Il y a bien évidemment des passerelles entre l'auteur et ses bouquins. Une somme de "petits agencements" qui font la substance d'un imaginaire, qui incarne vos fantasmes et vos angoisses et qui rejaillit d'une manière ou d'une autre en travers des pages.
A la ville, je suis un auteur. Je ne sais pas jusqu'où la perméabilité entre l'imaginaire et l'auteur peut aller mais je sais que l'un et l'autre se confondent sans cesse. La solitude engendrée par l'exercice de l'écriture devient par moment un véritable sacerdoce.
J'ai longtemps cru, par fausse modestie, que le terme '"artiste" était usurpé pour un auteur comme moi. J'ai voulu croire que j'étais un artisan mais si l'expérience m'a enseigné quelque chose, c'est que ce mot, artiste, a bien un sens.
Ecorché vif, sensible... peu importe ce qui fait l'artiste. L'important, c'est qu'il l'est. L'accepter est important. L'accepter veut dire l'assumer. Assumer cette solitude, assumer ces angoisses et ces fantasmes... Tout, ou presque, fait fonctionner l'écriture. Principe de vases communiquants, bien entendu. Le soir, par exemple, je suis souvent différent en fonction du travail accompli. Ma femme en parlerait mieux que moi.

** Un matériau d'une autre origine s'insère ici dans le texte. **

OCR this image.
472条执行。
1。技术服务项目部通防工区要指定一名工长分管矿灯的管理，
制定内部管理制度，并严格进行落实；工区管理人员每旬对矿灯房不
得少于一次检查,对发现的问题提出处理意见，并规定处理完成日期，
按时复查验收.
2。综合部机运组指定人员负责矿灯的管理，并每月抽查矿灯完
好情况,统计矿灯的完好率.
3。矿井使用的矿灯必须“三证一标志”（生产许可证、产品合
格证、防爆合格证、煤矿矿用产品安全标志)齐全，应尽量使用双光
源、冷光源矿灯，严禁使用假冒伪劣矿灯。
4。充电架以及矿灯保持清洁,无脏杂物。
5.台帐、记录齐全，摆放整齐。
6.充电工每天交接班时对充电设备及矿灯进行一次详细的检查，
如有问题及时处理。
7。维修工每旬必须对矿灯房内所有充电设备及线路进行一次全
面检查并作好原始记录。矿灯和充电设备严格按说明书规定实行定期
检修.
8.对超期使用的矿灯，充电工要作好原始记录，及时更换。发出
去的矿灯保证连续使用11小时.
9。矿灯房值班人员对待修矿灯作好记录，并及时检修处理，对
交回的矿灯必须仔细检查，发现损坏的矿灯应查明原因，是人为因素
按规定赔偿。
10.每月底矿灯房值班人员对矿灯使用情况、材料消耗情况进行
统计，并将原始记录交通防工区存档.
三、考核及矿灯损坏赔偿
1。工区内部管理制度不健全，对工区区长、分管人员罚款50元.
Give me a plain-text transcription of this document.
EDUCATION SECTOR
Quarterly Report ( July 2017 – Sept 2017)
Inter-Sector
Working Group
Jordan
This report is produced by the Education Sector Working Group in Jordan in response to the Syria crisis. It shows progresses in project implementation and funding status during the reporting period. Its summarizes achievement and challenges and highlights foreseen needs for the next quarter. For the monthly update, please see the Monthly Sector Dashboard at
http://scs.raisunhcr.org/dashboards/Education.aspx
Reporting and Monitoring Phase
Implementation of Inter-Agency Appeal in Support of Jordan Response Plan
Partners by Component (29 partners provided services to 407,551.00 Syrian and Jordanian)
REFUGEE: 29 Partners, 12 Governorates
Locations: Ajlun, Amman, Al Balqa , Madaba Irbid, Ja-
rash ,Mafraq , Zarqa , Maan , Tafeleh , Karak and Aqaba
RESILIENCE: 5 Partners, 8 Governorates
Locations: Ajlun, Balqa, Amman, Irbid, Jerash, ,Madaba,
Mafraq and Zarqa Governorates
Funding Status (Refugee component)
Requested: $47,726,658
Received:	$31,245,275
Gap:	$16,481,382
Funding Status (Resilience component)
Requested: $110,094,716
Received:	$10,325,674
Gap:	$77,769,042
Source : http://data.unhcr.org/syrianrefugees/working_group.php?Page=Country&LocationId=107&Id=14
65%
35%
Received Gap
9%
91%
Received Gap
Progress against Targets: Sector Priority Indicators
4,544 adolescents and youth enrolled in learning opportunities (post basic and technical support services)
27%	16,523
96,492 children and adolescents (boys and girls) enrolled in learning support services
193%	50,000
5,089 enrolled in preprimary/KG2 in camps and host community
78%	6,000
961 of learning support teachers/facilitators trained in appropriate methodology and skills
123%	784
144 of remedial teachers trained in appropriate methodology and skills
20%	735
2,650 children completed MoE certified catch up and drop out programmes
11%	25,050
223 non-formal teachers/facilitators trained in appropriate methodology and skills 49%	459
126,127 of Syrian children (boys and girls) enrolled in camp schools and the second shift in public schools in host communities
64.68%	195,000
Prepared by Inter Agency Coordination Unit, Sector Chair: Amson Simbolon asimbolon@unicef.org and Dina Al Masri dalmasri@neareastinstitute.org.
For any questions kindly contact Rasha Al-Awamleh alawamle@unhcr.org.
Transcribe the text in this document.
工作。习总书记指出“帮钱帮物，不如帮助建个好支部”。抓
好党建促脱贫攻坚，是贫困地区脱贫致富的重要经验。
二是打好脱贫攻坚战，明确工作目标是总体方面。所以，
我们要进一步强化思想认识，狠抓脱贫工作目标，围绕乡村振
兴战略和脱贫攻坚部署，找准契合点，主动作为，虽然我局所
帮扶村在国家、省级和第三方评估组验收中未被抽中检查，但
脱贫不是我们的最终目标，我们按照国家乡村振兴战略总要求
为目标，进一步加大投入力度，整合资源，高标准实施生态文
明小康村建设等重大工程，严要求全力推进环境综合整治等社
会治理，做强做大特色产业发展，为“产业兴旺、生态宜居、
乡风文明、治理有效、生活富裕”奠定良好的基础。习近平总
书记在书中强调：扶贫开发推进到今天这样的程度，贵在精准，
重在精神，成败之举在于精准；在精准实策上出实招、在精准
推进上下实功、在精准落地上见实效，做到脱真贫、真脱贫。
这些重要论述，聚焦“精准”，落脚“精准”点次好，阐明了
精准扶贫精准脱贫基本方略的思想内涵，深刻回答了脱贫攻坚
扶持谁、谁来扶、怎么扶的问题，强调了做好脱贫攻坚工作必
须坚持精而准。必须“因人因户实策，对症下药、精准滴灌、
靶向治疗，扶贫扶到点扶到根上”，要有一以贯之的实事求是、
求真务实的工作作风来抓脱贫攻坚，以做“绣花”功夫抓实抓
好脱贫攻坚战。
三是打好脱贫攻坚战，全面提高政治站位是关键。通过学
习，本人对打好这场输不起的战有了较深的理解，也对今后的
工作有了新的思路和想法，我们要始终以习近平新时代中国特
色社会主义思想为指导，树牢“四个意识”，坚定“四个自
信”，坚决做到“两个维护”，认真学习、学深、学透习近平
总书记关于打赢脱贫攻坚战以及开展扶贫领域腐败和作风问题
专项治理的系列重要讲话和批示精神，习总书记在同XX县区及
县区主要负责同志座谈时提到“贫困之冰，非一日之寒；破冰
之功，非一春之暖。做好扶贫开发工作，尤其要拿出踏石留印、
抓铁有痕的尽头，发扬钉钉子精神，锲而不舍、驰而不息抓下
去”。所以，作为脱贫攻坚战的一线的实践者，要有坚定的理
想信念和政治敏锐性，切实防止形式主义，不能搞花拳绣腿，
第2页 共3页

Rien de pire que des pages ratés ou qu'un manque d'inspiration. Je peux devenir irascible, silencieux... bref, foncièrement désagréable :oops:
On vit comme on peut lorsqu'on est écrivain. Chacun a son moteur pour écrire mais on en revient toujours à cette même sincérité qui inspire ou non votre vie et votre création. Etre sincère, c'est se mettre en danger.
Tout est là.
Chaque matin, j'ai peur quand je me mets à écrire. J'ai peur donc je suis, j'ai peur donc j'écris, un truc dans le genre :wink:

Tu me demandes dans quelle mesure la personnalité et le travail se confondent. A bien y réfléchir, j'ai la certitude que l'un et l'autre sont intimement liés mais qu'on est moins soumis au propos de son imaginaire qu'aux fondements même du processus créatif. C'est la fonction même de l'artiste qui est en jeu et qui lie votre travail à votre personnalité. On se doute que je ne me ballade pas en costume de chevalier ou que je me lève chaque matin en imitant le réveil d'un lutin au coeur de Lorgol :shock:
C'est dur de créer tous les jours. Faut être convaincu de plein de choses pour y parvenir. En tout cas, il faut être un artiste (bon ou mauvais, on s'en fout). Ce n'est pas un métier, c'est peut être un état mais ca ne s'apprend pas. Du moins, de ce que j'en ai vu.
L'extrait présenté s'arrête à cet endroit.